Erdoğan’ın İYİ Parti ve Saadet Partisi’ni Millet İttifakı’ndan koparma çabası başarılı olabilir mi?
Bu strateji şimdilik işe yaramadı. İleride işe yarar mı? Siyasette ileride ne olacağını kestirmek zor. Bir yandan Erdoğan, Saadet Partisi’ni ikna etmeye çalışırken, bir yandan da Devlet Bahçeli, Millet İttifakı’nı bölmek ve Cumhur İttifakı hattını genişletebilmek için Meral Akşener’e ‘yuvaya dön’ çağrısı yaptı. Akşener, MHP’ye dönmeyecek ama HDP milletvekilleri için hazırlanan fezlekeler Millet İttifakı’nı nasıl etkileyecek göreceğiz. Meral Akşener’in, HDP için hazırlanan fezlekelerin bir tuzak olduğunun farkında olduklarını belirtmesi CHP’yi rahatlattı. Diğer yandan, Saadet Partisi’nin temsil ettiği toplumsal kesim malum daha farklı. AK Parti, İstanbul Sözleşmesi üzerinden Saadet Partisi’ni Millet İttifakı’ndan koparmak istiyor.

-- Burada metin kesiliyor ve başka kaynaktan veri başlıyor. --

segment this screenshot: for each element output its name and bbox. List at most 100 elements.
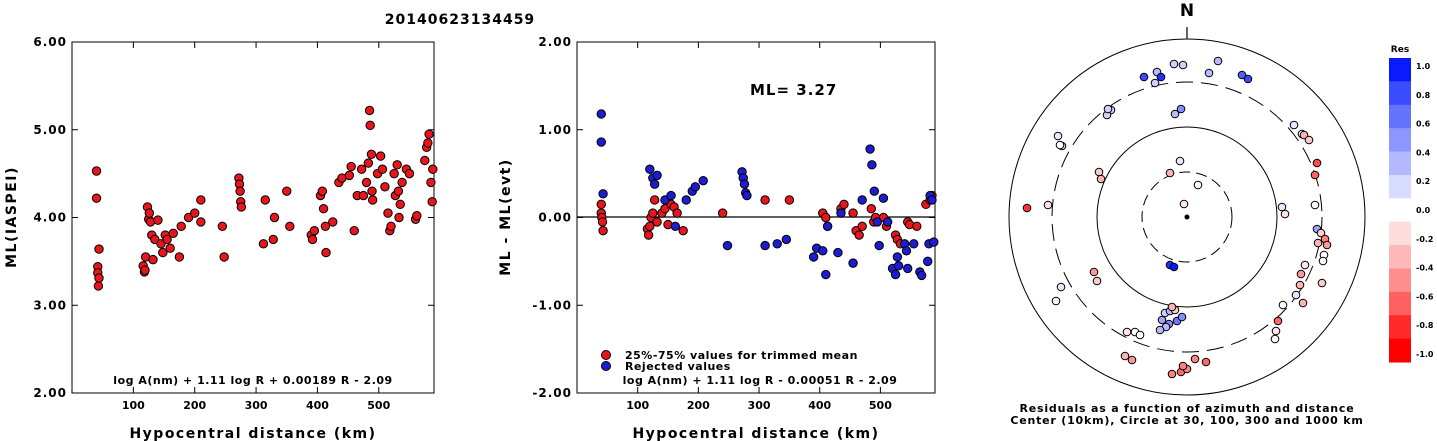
panel1-xlabel: Hypocentral distance (km) [129,426,376,441]
station-marker [1167,302,1177,312]
data-point [397,177,407,188]
data-point [426,177,436,188]
data-point [94,273,104,283]
data-point [649,195,660,205]
ytick-label: 5.00 [33,123,67,137]
station-marker [1169,59,1179,69]
data-point [872,217,883,227]
data-point [848,208,858,218]
data-point [367,186,377,196]
panel2-xlabel: Hypocentral distance (km) [632,426,879,441]
data-point [168,228,178,238]
data-point [874,240,884,251]
data-point [857,221,867,231]
colorbar-swatch [1389,221,1411,246]
station-marker [1213,56,1223,66]
data-point [742,190,752,201]
ytick-label: 1.00 [538,123,572,137]
data-point [219,252,229,262]
data-point [217,221,228,231]
data-point [140,265,150,275]
data-point [356,164,367,174]
data-point [854,230,864,240]
data-point [901,246,912,256]
station-marker [1271,326,1281,336]
data-point [652,217,662,227]
data-point [412,211,422,221]
data-point [364,105,375,116]
station-marker [1178,60,1188,70]
station-marker [1273,316,1283,326]
data-point [91,193,102,203]
station-marker [1289,120,1299,130]
data-point [722,240,733,251]
station-marker [1177,312,1187,322]
station-marker [1313,238,1323,248]
xtick-label: 100 [626,399,649,412]
colorbar-swatch [1389,104,1411,129]
legend-marker-rejected [601,361,611,371]
colorbar-swatch [1389,291,1411,316]
station-marker [1316,228,1326,238]
data-point [643,230,654,240]
station-marker [1277,202,1287,212]
data-point [867,160,877,170]
data-point [365,120,375,131]
data-point [678,225,688,236]
data-point [670,221,680,231]
data-point [652,170,662,181]
data-point [349,225,359,236]
data-point [916,270,927,281]
data-point [377,164,388,174]
station-marker [1322,240,1332,250]
data-point [307,234,318,245]
colorbar-tick-label: -0.2 [1416,235,1434,244]
ml-annotation: ML= 3.27 [750,81,837,99]
data-point [268,234,278,245]
data-point [363,158,374,168]
station-marker [1237,70,1247,80]
data-point [848,258,858,268]
data-point [395,199,405,210]
data-point [375,151,386,161]
station-marker [1094,167,1104,177]
xtick-label: 200 [687,399,710,412]
station-marker [1310,170,1320,180]
station-marker [1175,156,1185,166]
station-marker [1170,109,1180,119]
data-point [258,239,269,249]
data-point [808,252,819,262]
xtick-label: 400 [306,399,329,412]
station-marker [1190,354,1200,364]
data-point [196,195,206,205]
data-point [196,217,206,227]
data-point [235,186,245,196]
station-marker [1179,199,1189,209]
xtick-label: 300 [245,399,268,412]
legend-label-trimmed: 25%-75% values for trimmed mean [625,349,858,362]
station-marker [1300,260,1310,270]
caption-line1: Residuals as a function of azimuth and d… [1019,402,1354,415]
data-point [158,247,168,258]
data-point [596,137,606,147]
ytick-label: 0.00 [538,211,572,225]
station-marker [1317,278,1327,288]
panel2-formula: log A(nm) + 1.11 log R - 0.00051 R - 2.0… [623,374,898,387]
station-marker [1176,104,1186,114]
ytick-label: -1.00 [532,298,572,312]
data-point [839,199,849,210]
station-marker [1122,327,1132,337]
legend-marker-trimmed [601,350,611,360]
data-point [153,215,163,225]
station-marker [1201,357,1211,367]
north-label: N [1180,1,1194,21]
data-point [909,239,919,249]
ytick-label: 4.00 [33,211,67,225]
data-point [386,221,396,231]
data-point [366,149,377,160]
azimuth-distance-panel: N Residuals as a function of azimuth and… [1008,1,1366,427]
data-point [190,208,200,218]
colorbar-swatch [1389,58,1411,82]
station-marker [1156,72,1166,82]
panel1-ylabel: ML(IASPEI) [4,166,20,268]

CHP ve İYİ Parti işbirliği yapabiliyor çünkü iki parti de kimlik arayış süreçlerinde birbirine benzemeye başladı. Ne CHP ne de İYİP son dönemde sadece kendi tabanlarının siyasal talepleri ve arzularını göz önünde bulundurarak siyaset yapabiliyor. Türkiye’yi dönüştürmeye odaklanırken, partilerin kendileri de dönüşüyor. Örnek vermek mümkün. CHP Ayasofya’nın açılması sürecinde bir tepkide bulun(a)madı. Bunu yaparken CHP, Ayasofya üzerinden bir gerilim yaratmak istememiş ve kimlik siyaseti üzerinden kutuplaşmayı perçinlemekten kaçınmış olabilir. Kaybedeceği kesin olan olan bir tartışmayı başlatmak istememiş de olabilir. Sebep ne olursa olsun, CHP’nin laiklik konusunda çekingen kaldığı aşikâr. CHP, hassas addettiği alanlara dokunmamaya gayret ediyor. Hassasiyet alanlarını genelde muhafazakâr seçmenin değerleri üzerinden tanımlıyor. Bu arada İYİP de içinden koptuğu MHP’nin savunduğu değerlerin ötesinde bir yerde konumlanmaya çalışıyor. İstanbul Sözleşmesi ile ilgili net tutumu ve HDP için hazırlanan fezlekeleri onaylamayacağının sinyallerini vermesi buna örnek olabilir.

HDP kriminalize edilerek sistem dışına çıkarılmasının ne gibi politik sonuçları olur?
Cumhur ittifakı HDP’yi kapatarak bir baskın seçime gitmeyi planlamış ya da HDP’yi kriminalize etmeye devam ederek, Millet İttifakı içinde bir çatlak oluşturmaya çalışmış olabilir. Ancak; HDP’ye oy veren altı milyon seçmenin kendi partilerine yoğun bir baskı uygulayan partilere yöneleceğini beklemek mantıklı değil. AK Parti’nin de bunun farkında olduğunu varsayarak, fezlekelerin ve kapatma gündeminin MHP baskısıyla gündeme getirildiğini, ama uygulanmayacağını düşünüyorum. AK Parti, fezlekeleri ve kapatma davasını uzun bir sürece yayıp zaman geçirmeyi tercih edecek. Altı milyon seçmeni olan bir siyasi hareketten bahsediyoruz. Sistem dışına çıkması düşünülemez.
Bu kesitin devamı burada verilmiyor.